For: A tried and trusted Western response to Slobodan Milosevic, and to plenty of other difficult people. Let the crisis drag on, let the fighting sort itself out. No risk to Western troops.
Against: The crisis continues. People keep dying, the stability of the Balkans deteriorates, the problem does not go away. If anything, the number of options becomes smaller as time goes on. Differences between the major powers get worse and exacerbate a bad situation.
2 Take it to the UN
For: The United Nations is the place to build consensus for any future action, and is the only place where a political solution can be created. If force is to be used, the agreement of the UN will make it legitimate, not just a unilateral gesture.
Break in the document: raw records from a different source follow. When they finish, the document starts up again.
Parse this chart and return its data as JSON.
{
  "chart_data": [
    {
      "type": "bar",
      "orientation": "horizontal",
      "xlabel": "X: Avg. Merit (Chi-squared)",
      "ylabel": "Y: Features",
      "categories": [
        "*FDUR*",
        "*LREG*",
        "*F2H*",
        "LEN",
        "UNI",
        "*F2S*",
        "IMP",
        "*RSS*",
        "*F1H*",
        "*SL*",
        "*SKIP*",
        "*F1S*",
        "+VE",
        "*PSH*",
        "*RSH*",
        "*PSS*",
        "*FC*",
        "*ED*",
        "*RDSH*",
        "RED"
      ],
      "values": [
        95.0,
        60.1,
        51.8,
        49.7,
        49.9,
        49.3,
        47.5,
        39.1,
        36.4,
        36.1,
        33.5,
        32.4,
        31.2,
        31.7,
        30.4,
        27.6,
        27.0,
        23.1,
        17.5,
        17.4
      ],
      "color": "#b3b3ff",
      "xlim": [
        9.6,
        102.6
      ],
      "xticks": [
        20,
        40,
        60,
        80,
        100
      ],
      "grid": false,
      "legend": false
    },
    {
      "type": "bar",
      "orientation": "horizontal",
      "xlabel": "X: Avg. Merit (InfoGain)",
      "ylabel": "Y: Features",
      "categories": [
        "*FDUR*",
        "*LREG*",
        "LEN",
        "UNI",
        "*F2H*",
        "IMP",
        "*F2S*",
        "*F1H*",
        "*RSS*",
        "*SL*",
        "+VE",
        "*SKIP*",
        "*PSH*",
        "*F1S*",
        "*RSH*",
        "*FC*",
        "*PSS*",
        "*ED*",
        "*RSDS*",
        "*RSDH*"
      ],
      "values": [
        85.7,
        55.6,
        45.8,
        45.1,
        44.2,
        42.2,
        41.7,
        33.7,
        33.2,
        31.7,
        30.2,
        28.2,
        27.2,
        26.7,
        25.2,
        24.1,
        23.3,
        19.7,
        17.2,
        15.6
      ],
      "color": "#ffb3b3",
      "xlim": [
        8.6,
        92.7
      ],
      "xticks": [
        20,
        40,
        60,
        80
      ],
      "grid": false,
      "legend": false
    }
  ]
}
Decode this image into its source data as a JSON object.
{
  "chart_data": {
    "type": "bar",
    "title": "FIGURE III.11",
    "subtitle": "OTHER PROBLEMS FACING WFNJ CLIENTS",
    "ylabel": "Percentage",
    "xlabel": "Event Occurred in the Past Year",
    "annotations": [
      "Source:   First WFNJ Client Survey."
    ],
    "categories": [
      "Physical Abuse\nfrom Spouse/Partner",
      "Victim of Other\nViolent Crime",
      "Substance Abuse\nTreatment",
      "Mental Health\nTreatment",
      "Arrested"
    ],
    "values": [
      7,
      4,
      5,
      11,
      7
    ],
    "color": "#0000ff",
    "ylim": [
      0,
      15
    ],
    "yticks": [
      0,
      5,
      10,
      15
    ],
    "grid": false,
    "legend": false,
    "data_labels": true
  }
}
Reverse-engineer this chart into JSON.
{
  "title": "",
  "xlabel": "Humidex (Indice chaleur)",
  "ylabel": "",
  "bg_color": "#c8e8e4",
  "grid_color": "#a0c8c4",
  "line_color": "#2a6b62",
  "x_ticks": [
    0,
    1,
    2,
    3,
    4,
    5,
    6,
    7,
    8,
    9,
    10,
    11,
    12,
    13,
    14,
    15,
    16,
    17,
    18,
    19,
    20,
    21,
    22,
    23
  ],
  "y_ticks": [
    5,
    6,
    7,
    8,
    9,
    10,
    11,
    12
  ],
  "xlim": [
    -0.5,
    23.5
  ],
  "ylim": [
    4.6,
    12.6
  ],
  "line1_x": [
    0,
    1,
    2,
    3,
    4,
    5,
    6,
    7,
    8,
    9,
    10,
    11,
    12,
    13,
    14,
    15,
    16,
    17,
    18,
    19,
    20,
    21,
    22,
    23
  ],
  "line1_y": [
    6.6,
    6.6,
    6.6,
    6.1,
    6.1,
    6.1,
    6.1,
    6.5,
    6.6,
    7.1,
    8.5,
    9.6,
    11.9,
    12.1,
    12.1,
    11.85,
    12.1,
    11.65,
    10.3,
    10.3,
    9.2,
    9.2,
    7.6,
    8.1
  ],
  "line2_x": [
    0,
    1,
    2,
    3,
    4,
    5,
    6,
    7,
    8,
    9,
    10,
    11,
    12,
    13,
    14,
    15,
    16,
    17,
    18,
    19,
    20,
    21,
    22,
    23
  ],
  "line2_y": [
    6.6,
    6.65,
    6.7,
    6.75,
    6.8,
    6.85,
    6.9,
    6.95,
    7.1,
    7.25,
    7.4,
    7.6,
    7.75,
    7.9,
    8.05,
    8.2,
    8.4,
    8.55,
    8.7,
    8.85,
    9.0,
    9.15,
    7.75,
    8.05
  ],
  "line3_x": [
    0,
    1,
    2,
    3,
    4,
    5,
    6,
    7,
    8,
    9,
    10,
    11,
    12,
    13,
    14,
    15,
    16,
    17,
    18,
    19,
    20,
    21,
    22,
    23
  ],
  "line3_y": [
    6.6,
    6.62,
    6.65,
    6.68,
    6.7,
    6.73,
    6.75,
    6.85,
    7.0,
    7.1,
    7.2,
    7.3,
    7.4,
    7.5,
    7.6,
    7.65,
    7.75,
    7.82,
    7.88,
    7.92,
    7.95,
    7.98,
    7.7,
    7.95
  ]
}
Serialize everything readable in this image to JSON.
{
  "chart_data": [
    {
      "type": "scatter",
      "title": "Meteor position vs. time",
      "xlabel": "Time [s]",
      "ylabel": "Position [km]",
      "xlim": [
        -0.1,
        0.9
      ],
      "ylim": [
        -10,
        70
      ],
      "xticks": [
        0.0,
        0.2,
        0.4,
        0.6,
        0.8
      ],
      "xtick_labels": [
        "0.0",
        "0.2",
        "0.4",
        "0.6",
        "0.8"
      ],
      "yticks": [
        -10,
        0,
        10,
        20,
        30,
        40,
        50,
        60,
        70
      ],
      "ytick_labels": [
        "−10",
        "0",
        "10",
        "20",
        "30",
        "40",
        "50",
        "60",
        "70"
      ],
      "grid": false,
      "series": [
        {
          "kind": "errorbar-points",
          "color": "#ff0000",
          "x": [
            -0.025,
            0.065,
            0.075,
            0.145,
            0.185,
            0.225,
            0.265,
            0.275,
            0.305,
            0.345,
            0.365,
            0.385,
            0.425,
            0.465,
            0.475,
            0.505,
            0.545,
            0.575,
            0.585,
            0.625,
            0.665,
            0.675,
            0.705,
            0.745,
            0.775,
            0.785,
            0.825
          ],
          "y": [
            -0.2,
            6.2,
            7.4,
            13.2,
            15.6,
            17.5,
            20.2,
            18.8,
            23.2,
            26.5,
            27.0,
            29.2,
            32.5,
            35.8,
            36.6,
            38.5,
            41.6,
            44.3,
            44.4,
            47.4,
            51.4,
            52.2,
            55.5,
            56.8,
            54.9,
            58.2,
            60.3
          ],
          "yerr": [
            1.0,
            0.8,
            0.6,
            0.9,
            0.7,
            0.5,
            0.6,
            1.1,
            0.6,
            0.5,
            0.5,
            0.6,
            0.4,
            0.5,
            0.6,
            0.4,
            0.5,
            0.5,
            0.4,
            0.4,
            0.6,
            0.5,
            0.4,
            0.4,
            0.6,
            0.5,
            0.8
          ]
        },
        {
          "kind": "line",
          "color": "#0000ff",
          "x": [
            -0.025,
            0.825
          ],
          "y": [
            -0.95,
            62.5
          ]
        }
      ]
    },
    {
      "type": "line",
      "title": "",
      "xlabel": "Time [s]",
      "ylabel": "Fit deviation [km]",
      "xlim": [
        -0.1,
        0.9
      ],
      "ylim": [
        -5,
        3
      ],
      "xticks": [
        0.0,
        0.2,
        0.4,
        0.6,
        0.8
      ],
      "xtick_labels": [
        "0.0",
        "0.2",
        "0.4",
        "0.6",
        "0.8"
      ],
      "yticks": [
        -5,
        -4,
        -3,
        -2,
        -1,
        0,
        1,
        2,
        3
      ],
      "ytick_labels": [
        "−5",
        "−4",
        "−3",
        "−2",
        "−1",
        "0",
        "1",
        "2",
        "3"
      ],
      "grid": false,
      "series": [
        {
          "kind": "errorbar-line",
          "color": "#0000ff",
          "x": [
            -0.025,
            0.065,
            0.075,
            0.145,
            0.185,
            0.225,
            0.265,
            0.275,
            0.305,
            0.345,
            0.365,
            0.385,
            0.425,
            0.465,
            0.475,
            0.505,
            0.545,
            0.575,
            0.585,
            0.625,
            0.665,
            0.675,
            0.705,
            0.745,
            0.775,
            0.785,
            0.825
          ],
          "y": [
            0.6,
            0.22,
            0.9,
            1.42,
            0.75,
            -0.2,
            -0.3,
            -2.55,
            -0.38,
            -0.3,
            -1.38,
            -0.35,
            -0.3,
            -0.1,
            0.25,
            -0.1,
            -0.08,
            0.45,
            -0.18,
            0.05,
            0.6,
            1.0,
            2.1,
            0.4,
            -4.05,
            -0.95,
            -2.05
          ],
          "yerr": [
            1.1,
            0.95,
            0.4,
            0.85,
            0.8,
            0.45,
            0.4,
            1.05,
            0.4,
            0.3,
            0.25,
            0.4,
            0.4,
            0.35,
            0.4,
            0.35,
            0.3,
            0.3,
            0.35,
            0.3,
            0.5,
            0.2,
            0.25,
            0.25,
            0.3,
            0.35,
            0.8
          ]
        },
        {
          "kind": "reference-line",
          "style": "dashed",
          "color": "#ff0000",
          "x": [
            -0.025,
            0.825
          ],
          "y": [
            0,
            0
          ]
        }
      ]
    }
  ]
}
Against: The US in particular is very wary of the UN, and of limitations that it might place on Nato's freedom of action in this and future crises. In any case, given the political differences between the major powers over the issue, this option effectively means the same as option 1.
3 Intensify the pressure
For: Time is the key factor, so help create some while using plenty of threats to keep things moving. Put in place clear definitions of what Milosevic has to do and make it clear that if they are not met, airstrikes will follow. Lean on him in order to kickstart a political process.
Against: Remember Bosnia? Time is Milosevic's great ally. Let things drag on and nothing will happen. The KLA, in any case, have little incentive to negotiate unless independence is on the way. Full-scale war will still materialise.
4 Punitive Strikes
For: Using military force against Serb forces worked before, in Bosnia; Milosevic has shown in the past that he is not prepared to stand tough, and will back down under real pressure.
Against: It doesn't solve the po-litical problem. The basic dilemma over Kosovo is unresolved - can it stay as it is within Yugoslavia, or must it become independent? And what happens if Milosevic does respond - will the West be ready to escalate?
5 Heavy strikes
For: Strike Serbian targets with an intention to erase the country's military force, and force a solution on Belgrade. Prevent Serbian military forces from playing any role in Kosovo, and bolster the situation with a monitor force.
Against: Remember Bosnia? This will lead inevitably to ground forces in Kosovo, which neither the US nor Britain is happy about. Without it, a hornet's nest has been poked to little end. The fighting will carry on, and the KLA have the strategic upper hand. War is still a likely result.
6 Ground troops
For: In the end, territory can only be held by men on the ground, so move to it quickly before anyone is killed. Let the KLA and the Serbian government negotiate with Western forces in-between their keeping the peace - heavily-armed troops with plenty of backing from air, land and sea.
Against: This is peace-making, not peace-keeping, and it looks like nation- building. It didn't work in Somalia and it won't work here. The cost in Western lives could be high, and it would be an invasion, in effect, of a sovereign country. Ground troops means, probably, the Americans, and Washington won't go for it.